うなずきトリオ(ビートきよし・松本竜介・島田洋八)
「うなずきマーチ」

作詞:作曲:大瀧詠一/編曲:多羅尾伴内(大瀧詠一の変名)
1982年1月11日発売


 もう1曲ノヴェルティ系では、中原理恵「風が吹いたら恋もうけ」が’82年の秋に発売になっている。もともとは演歌歌手の小高恵子に書き下ろした曲だったのが、ヴァラエティで人気が出てきた中原理恵のためにリメイクされた。笠置シヅ子の「東京ブギウギ」や美空ひばり「お祭りマンボ」の流れをくむ痛快なリズム歌謡。さすが大瀧詠一といった仕上がりになっていた。
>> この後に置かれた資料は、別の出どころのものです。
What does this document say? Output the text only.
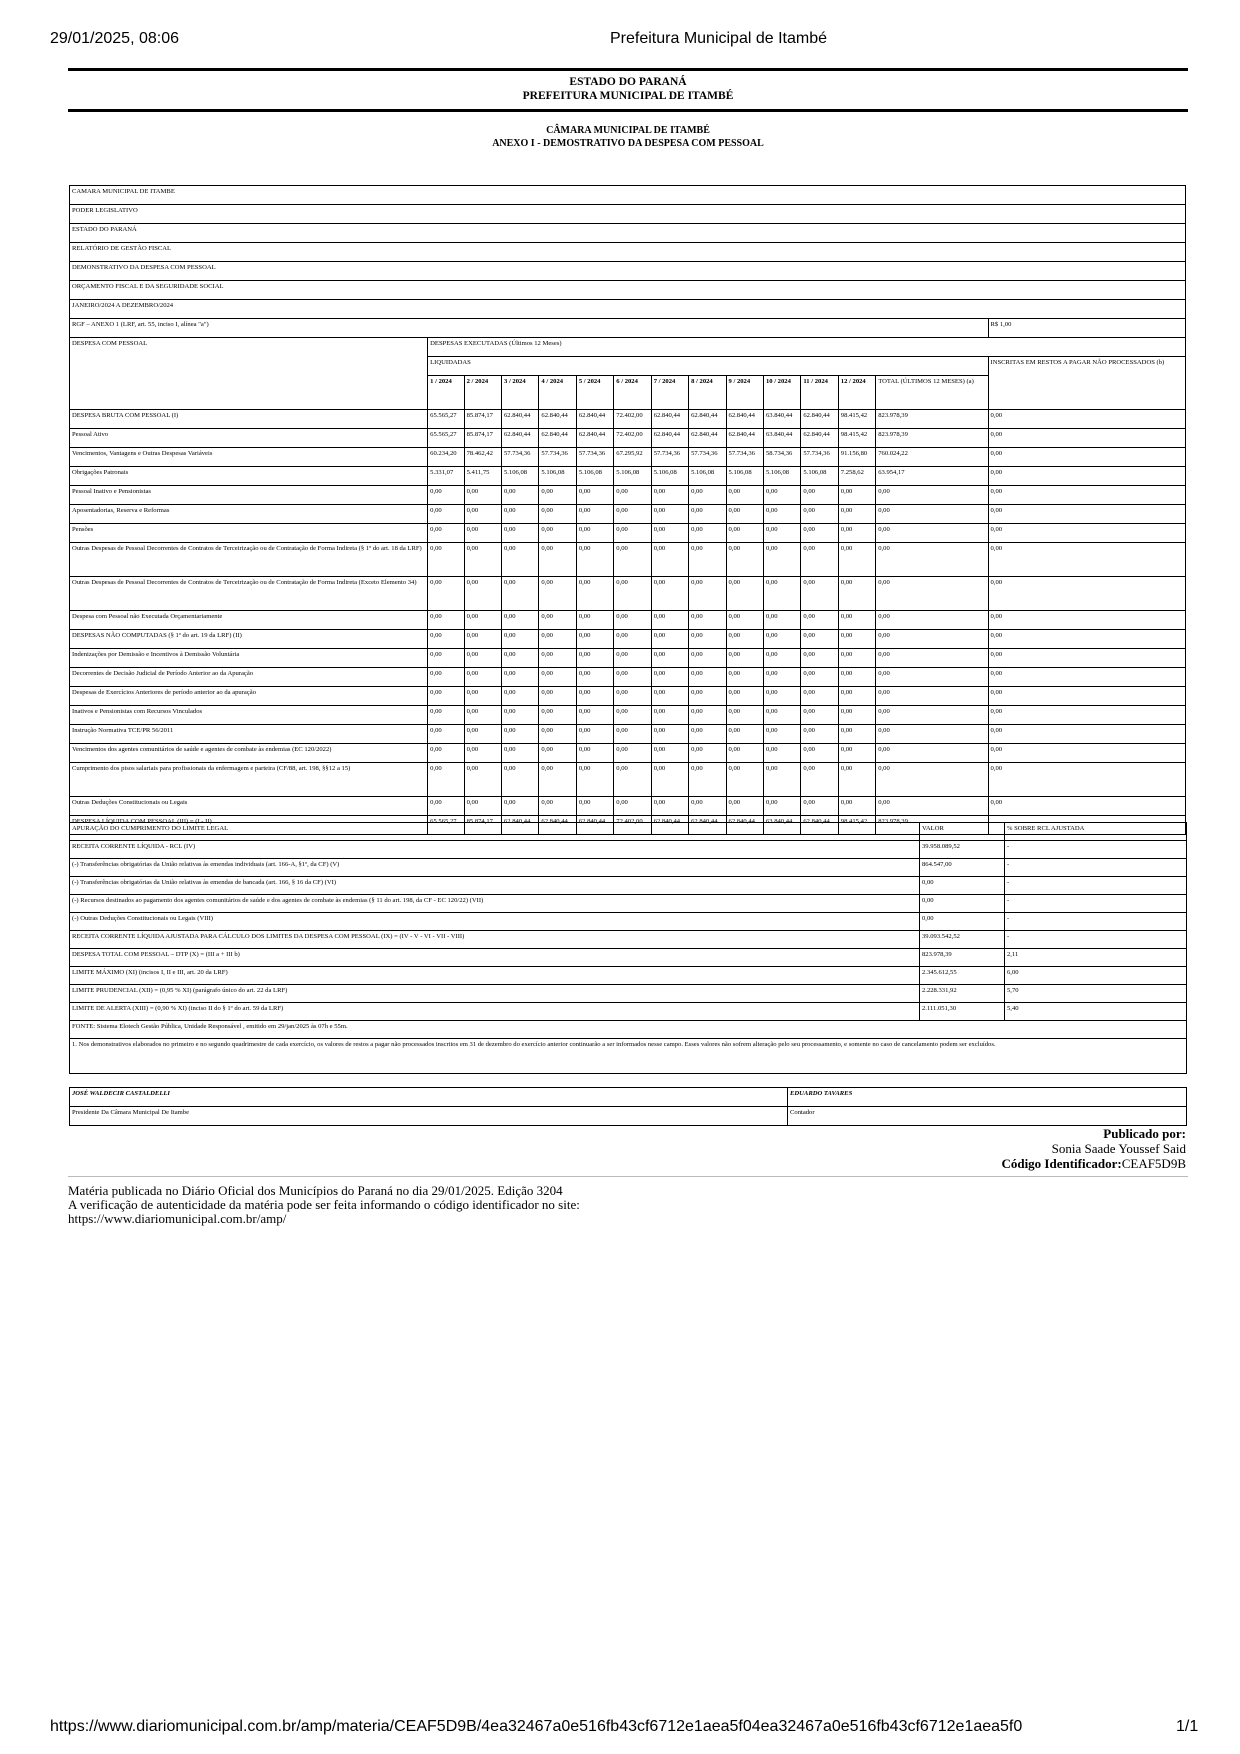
29/01/2025, 08:06	Prefeitura Municipal de Itambé
ESTADO DO PARANÁ
PREFEITURA MUNICIPAL DE ITAMBÉ
CÂMARA MUNICIPAL DE ITAMBÉ
ANEXO I - DEMOSTRATIVO DA DESPESA COM PESSOAL
CAMARA MUNICIPAL DE ITAMBE														
PODER LEGISLATIVO														
ESTADO DO PARANÁ														
RELATÓRIO DE GESTÃO FISCAL														
DEMONSTRATIVO DA DESPESA COM PESSOAL														
ORÇAMENTO FISCAL E DA SEGURIDADE SOCIAL														
JANEIRO/2024 A DEZEMBRO/2024														
RGF – ANEXO 1 (LRF, art. 55, inciso I, alínea "a")														R$ 1,00
DESPESA COM PESSOAL	DESPESAS EXECUTADAS (Últimos 12 Meses)													
	LIQUIDADAS													INSCRITAS EM RESTOS A PAGAR NÃO PROCESSADOS (b)
	1 / 2024	2 / 2024	3 / 2024	4 / 2024	5 / 2024	6 / 2024	7 / 2024	8 / 2024	9 / 2024	10 / 2024	11 / 2024	12 / 2024	TOTAL (ÚLTIMOS 12 MESES) (a)	
DESPESA BRUTA COM PESSOAL (I)	65.565,27	85.874,17	62.840,44	62.840,44	62.840,44	72.402,00	62.840,44	62.840,44	62.840,44	63.840,44	62.840,44	98.415,42	823.978,39	0,00
Pessoal Ativo	65.565,27	85.874,17	62.840,44	62.840,44	62.840,44	72.402,00	62.840,44	62.840,44	62.840,44	63.840,44	62.840,44	98.415,42	823.978,39	0,00
Vencimentos, Vantagens e Outras Despesas Variáveis	60.234,20	78.462,42	57.734,36	57.734,36	57.734,36	67.295,92	57.734,36	57.734,36	57.734,36	58.734,36	57.734,36	91.156,80	760.024,22	0,00
Obrigações Patronais	5.331,07	5.411,75	5.106,08	5.106,08	5.106,08	5.106,08	5.106,08	5.106,08	5.106,08	5.106,08	5.106,08	7.258,62	63.954,17	0,00
Pessoal Inativo e Pensionistas	0,00	0,00	0,00	0,00	0,00	0,00	0,00	0,00	0,00	0,00	0,00	0,00	0,00	0,00
Aposentadorias, Reserva e Reformas	0,00	0,00	0,00	0,00	0,00	0,00	0,00	0,00	0,00	0,00	0,00	0,00	0,00	0,00
Pensões	0,00	0,00	0,00	0,00	0,00	0,00	0,00	0,00	0,00	0,00	0,00	0,00	0,00	0,00
Outras Despesas de Pessoal Decorrentes de Contratos de Terceirização ou de Contratação de Forma Indireta (§ 1º do art. 18 da LRF)	0,00	0,00	0,00	0,00	0,00	0,00	0,00	0,00	0,00	0,00	0,00	0,00	0,00	0,00
Outras Despesas de Pessoal Decorrentes de Contratos de Terceirização ou de Contratação de Forma Indireta (Exceto Elemento 34)	0,00	0,00	0,00	0,00	0,00	0,00	0,00	0,00	0,00	0,00	0,00	0,00	0,00	0,00
Despesa com Pessoal não Executada Orçamentariamente	0,00	0,00	0,00	0,00	0,00	0,00	0,00	0,00	0,00	0,00	0,00	0,00	0,00	0,00
DESPESAS NÃO COMPUTADAS (§ 1º do art. 19 da LRF) (II)	0,00	0,00	0,00	0,00	0,00	0,00	0,00	0,00	0,00	0,00	0,00	0,00	0,00	0,00
Indenizações por Demissão e Incentivos à Demissão Voluntária	0,00	0,00	0,00	0,00	0,00	0,00	0,00	0,00	0,00	0,00	0,00	0,00	0,00	0,00
Decorrentes de Decisão Judicial de Período Anterior ao da Apuração	0,00	0,00	0,00	0,00	0,00	0,00	0,00	0,00	0,00	0,00	0,00	0,00	0,00	0,00
Despesas de Exercícios Anteriores de período anterior ao da apuração	0,00	0,00	0,00	0,00	0,00	0,00	0,00	0,00	0,00	0,00	0,00	0,00	0,00	0,00
Inativos e Pensionistas com Recursos Vinculados	0,00	0,00	0,00	0,00	0,00	0,00	0,00	0,00	0,00	0,00	0,00	0,00	0,00	0,00
Instrução Normativa TCE/PR 56/2011	0,00	0,00	0,00	0,00	0,00	0,00	0,00	0,00	0,00	0,00	0,00	0,00	0,00	0,00
Vencimentos dos agentes comunitários de saúde e agentes de combate às endemias (EC 120/2022)	0,00	0,00	0,00	0,00	0,00	0,00	0,00	0,00	0,00	0,00	0,00	0,00	0,00	0,00
Cumprimento dos pisos salariais para profissionais da enfermagem e parteira (CF/88, art. 198, §§12 a 15)	0,00	0,00	0,00	0,00	0,00	0,00	0,00	0,00	0,00	0,00	0,00	0,00	0,00	0,00
Outras Deduções Constitucionais ou Legais	0,00	0,00	0,00	0,00	0,00	0,00	0,00	0,00	0,00	0,00	0,00	0,00	0,00	0,00
DESPESA LÍQUIDA COM PESSOAL (III) = (I - II)	65.565,27	85.874,17	62.840,44	62.840,44	62.840,44	72.402,00	62.840,44	62.840,44	62.840,44	63.840,44	62.840,44	98.415,42	823.978,39	
APURAÇÃO DO CUMPRIMENTO DO LIMITE LEGAL	VALOR	% SOBRE RCL AJUSTADA
RECEITA CORRENTE LÍQUIDA - RCL (IV)	39.958.089,52	-
(-) Transferências obrigatórias da União relativas às emendas individuais (art. 166-A, §1º, da CF) (V)	864.547,00	-
(-) Transferências obrigatórias da União relativas às emendas de bancada (art. 166, § 16 da CF) (VI)	0,00	-
(-) Recursos destinados ao pagamento dos agentes comunitários de saúde e dos agentes de combate às endemias (§ 11 do art. 198, da CF - EC 120/22) (VII)	0,00	-
(-) Outras Deduções Constitucionais ou Legais (VIII)	0,00	-
RECEITA CORRENTE LÍQUIDA AJUSTADA PARA CÁLCULO DOS LIMITES DA DESPESA COM PESSOAL (IX) = (IV - V - VI - VII - VIII)	39.093.542,52	-
DESPESA TOTAL COM PESSOAL – DTP (X) = (III a + III b)	823.978,39	2,11
LIMITE MÁXIMO (XI) (incisos I, II e III, art. 20 da LRF)	2.345.612,55	6,00
LIMITE PRUDENCIAL (XII) = (0,95 % XI) (parágrafo único do art. 22 da LRF)	2.228.331,92	5,70
LIMITE DE ALERTA (XIII) = (0,90 % XI) (inciso II do § 1º do art. 59 da LRF)	2.111.051,30	5,40
FONTE: Sistema Elotech Gestão Pública, Unidade Responsável , emitido em 29/jan/2025 às 07h e 55m.		
1. Nos demonstrativos elaborados no primeiro e no segundo quadrimestre de cada exercício, os valores de restos a pagar não processados inscritos em 31 de dezembro do exercício anterior continuarão a ser informados nesse campo. Esses valores não sofrem alteração pelo seu processamento, e somente no caso de cancelamento podem ser excluídos.		
JOSÉ WALDECIR CASTALDELLI	EDUARDO TAVARES
Presidente Da Câmara Municipal De Itambe	Contador
Publicado por:
Sonia Saade Youssef Said
Código Identificador:CEAF5D9B
Matéria publicada no Diário Oficial dos Municípios do Paraná no dia 29/01/2025. Edição 3204
A verificação de autenticidade da matéria pode ser feita informando o código identificador no site:
https://www.diariomunicipal.com.br/amp/
https://www.diariomunicipal.com.br/amp/materia/CEAF5D9B/4ea32467a0e516fb43cf6712e1aea5f04ea32467a0e516fb43cf6712e1aea5f0	1/1
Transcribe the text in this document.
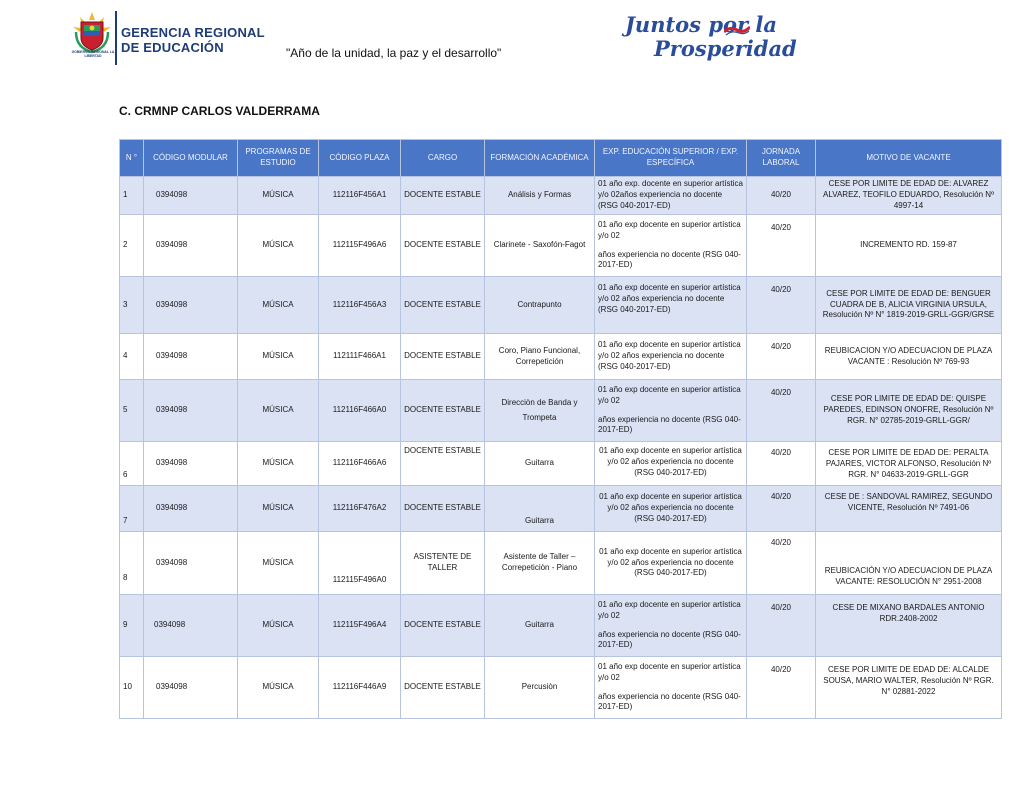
GOBIERNO REGIONAL LA LIBERTAD
GERENCIA REGIONAL
DE EDUCACIÓN	"Año de la unidad, la paz y el desarrollo"
Juntos por la
Prosperidad
C. CRMNP CARLOS VALDERRAMA
N °	CÓDIGO MODULAR	PROGRAMAS DE ESTUDIO	CÓDIGO PLAZA	CARGO	FORMACIÓN ACADÉMICA	EXP. EDUCACIÓN SUPERIOR / EXP. ESPECÍFICA	JORNADA LABORAL	MOTIVO DE VACANTE
1	0394098	MÚSICA	112116F456A1	DOCENTE ESTABLE	Análisis y Formas	01 año exp. docente en superior artística y/o 02años experiencia no docente (RSG 040-2017-ED)	40/20	CESE POR LIMITE DE EDAD DE: ALVAREZ ALVAREZ, TEOFILO EDUARDO, Resolución Nº 4997-14
2	0394098	MÚSICA	112115F496A6	DOCENTE ESTABLE	Clarinete - Saxofón-Fagot	01 año exp docente en superior artística y/o 02
años experiencia no docente (RSG 040-2017-ED)	40/20	INCREMENTO RD. 159-87
3	0394098	MÚSICA	112116F456A3	DOCENTE ESTABLE	Contrapunto	01 año exp docente en superior artística y/o 02 años experiencia no docente (RSG 040-2017-ED)	40/20	CESE POR LIMITE DE EDAD DE: BENGUER CUADRA DE B, ALICIA VIRGINIA URSULA, Resolución Nº N° 1819-2019-GRLL-GGR/GRSE
4	0394098	MÚSICA	112111F466A1	DOCENTE ESTABLE	Coro, Piano Funcional, Correpetición	01 año exp docente en superior artística y/o 02 años experiencia no docente (RSG 040-2017-ED)	40/20	REUBICACION Y/O ADECUACION DE PLAZA VACANTE : Resolución Nº 769-93
5	0394098	MÚSICA	112116F466A0	DOCENTE ESTABLE	Direcciòn de Banda y
Trompeta	01 año exp docente en superior artística y/o 02
años experiencia no docente (RSG 040-2017-ED)	40/20	CESE POR LIMITE DE EDAD DE: QUISPE PAREDES, EDINSON ONOFRE, Resolución Nº RGR. N° 02785-2019-GRLL-GGR/
6	0394098	MÚSICA	112116F466A6	DOCENTE ESTABLE	Guitarra	01 año exp docente en superior artística y/o 02 años experiencia no docente (RSG 040-2017-ED)	40/20	CESE POR LIMITE DE EDAD DE: PERALTA PAJARES, VICTOR ALFONSO, Resolución Nº RGR. N° 04633-2019-GRLL-GGR
7	0394098	MÚSICA	112116F476A2	DOCENTE ESTABLE	Guitarra	01 año exp docente en superior artística y/o 02 años experiencia no docente (RSG 040-2017-ED)	40/20	CESE DE : SANDOVAL RAMIREZ, SEGUNDO VICENTE, Resolución Nº 7491-06
8	0394098	MÚSICA	112115F496A0	ASISTENTE DE TALLER	Asistente de Taller – Correpeticiòn - Piano	01 año exp docente en superior artística y/o 02 años experiencia no docente (RSG 040-2017-ED)	40/20	REUBICACIÓN Y/O ADECUACION DE PLAZA VACANTE: RESOLUCIÓN N° 2951-2008
9	0394098	MÚSICA	112115F496A4	DOCENTE ESTABLE	Guitarra	01 año exp docente en superior artística y/o 02
años experiencia no docente (RSG 040-2017-ED)	40/20	CESE DE MIXANO BARDALES ANTONIO RDR.2408-2002
10	0394098	MÚSICA	112116F446A9	DOCENTE ESTABLE	Percusiòn	01 año exp docente en superior artística y/o 02
años experiencia no docente (RSG 040-2017-ED)	40/20	CESE POR LIMITE DE EDAD DE: ALCALDE SOUSA, MARIO WALTER, Resolución Nº RGR. N° 02881-2022
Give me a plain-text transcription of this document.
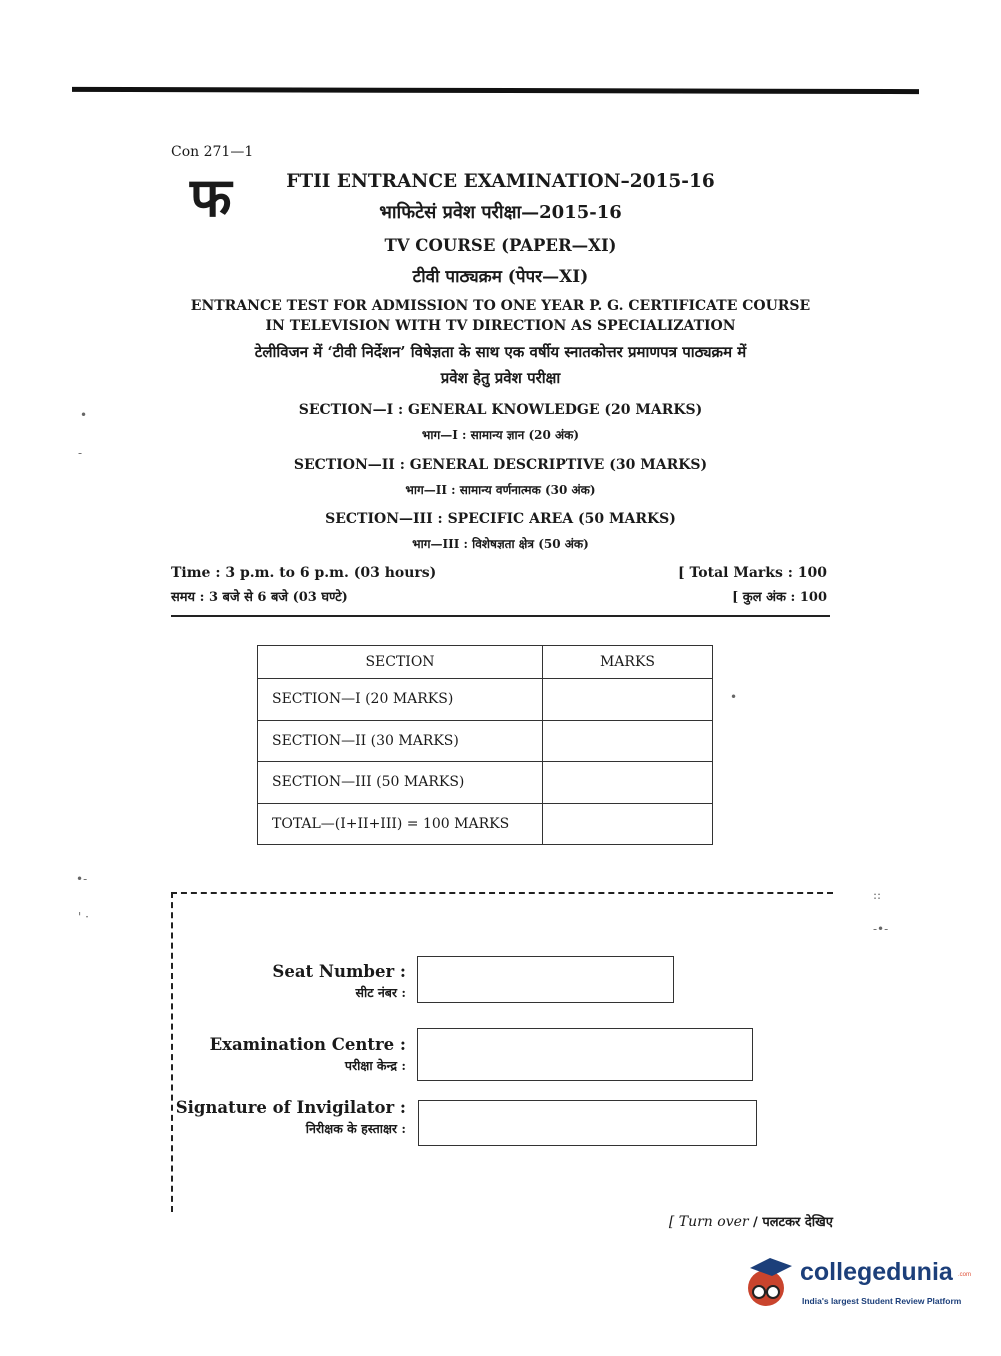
Con 271—1
फ	FTII ENTRANCE EXAMINATION–2015-16
भाफिटेसं प्रवेश परीक्षा—2015-16
TV COURSE (PAPER—XI)
टीवी पाठ्यक्रम (पेपर—XI)
ENTRANCE TEST FOR ADMISSION TO ONE YEAR P. G. CERTIFICATE COURSE
IN TELEVISION WITH TV DIRECTION AS SPECIALIZATION
टेलीविजन में ‘टीवी निर्देशन’ विषेज्ञता के साथ एक वर्षीय स्नातकोत्तर प्रमाणपत्र पाठ्यक्रम में
प्रवेश हेतु प्रवेश परीक्षा
SECTION—I : GENERAL KNOWLEDGE (20 MARKS)
भाग—I : सामान्य ज्ञान (20 अंक)
SECTION—II : GENERAL DESCRIPTIVE (30 MARKS)
भाग—II : सामान्य वर्णनात्मक (30 अंक)
SECTION—III : SPECIFIC AREA (50 MARKS)
भाग—III : विशेषज्ञता क्षेत्र (50 अंक)
Time : 3 p.m. to 6 p.m. (03 hours)
समय : 3 बजे से 6 बजे (03 घण्टे)
[ Total Marks : 100
[ कुल अंक : 100
SECTION	MARKS
SECTION—I (20 MARKS)	
SECTION—II (30 MARKS)	
SECTION—III (50 MARKS)	
TOTAL—(I+II+III) = 100 MARKS	
Seat Number :
सीट नंबर :
Examination Centre :
परीक्षा केन्द्र :
Signature of Invigilator :
निरीक्षक के हस्ताक्षर :
[ Turn over / पलटकर देखिए
•
-
•-
' ·
::
-•-
•
collegedunia .com
India's largest Student Review Platform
 レコードこそ発売されなかったのだが、角川博が歌った「うさぎ温泉音頭」(オリジナル・タイトルは「宇佐木温泉音頭」)も見逃せない。水谷豊が主演したテレビ・ドラマ「あんちゃん」の挿入歌で、作詞:松本隆、作曲:大瀧詠一、編曲:萩原哲晶という素晴らしいラインナップ。実はこの組み合わせには伏線があり、もともとはタモリのソロ・アルバムのために集まった面々だったのだ。この三人が、稀代の名曲、金沢明子「イエロー・サブマリン音頭」を生み落すこととなるのだ。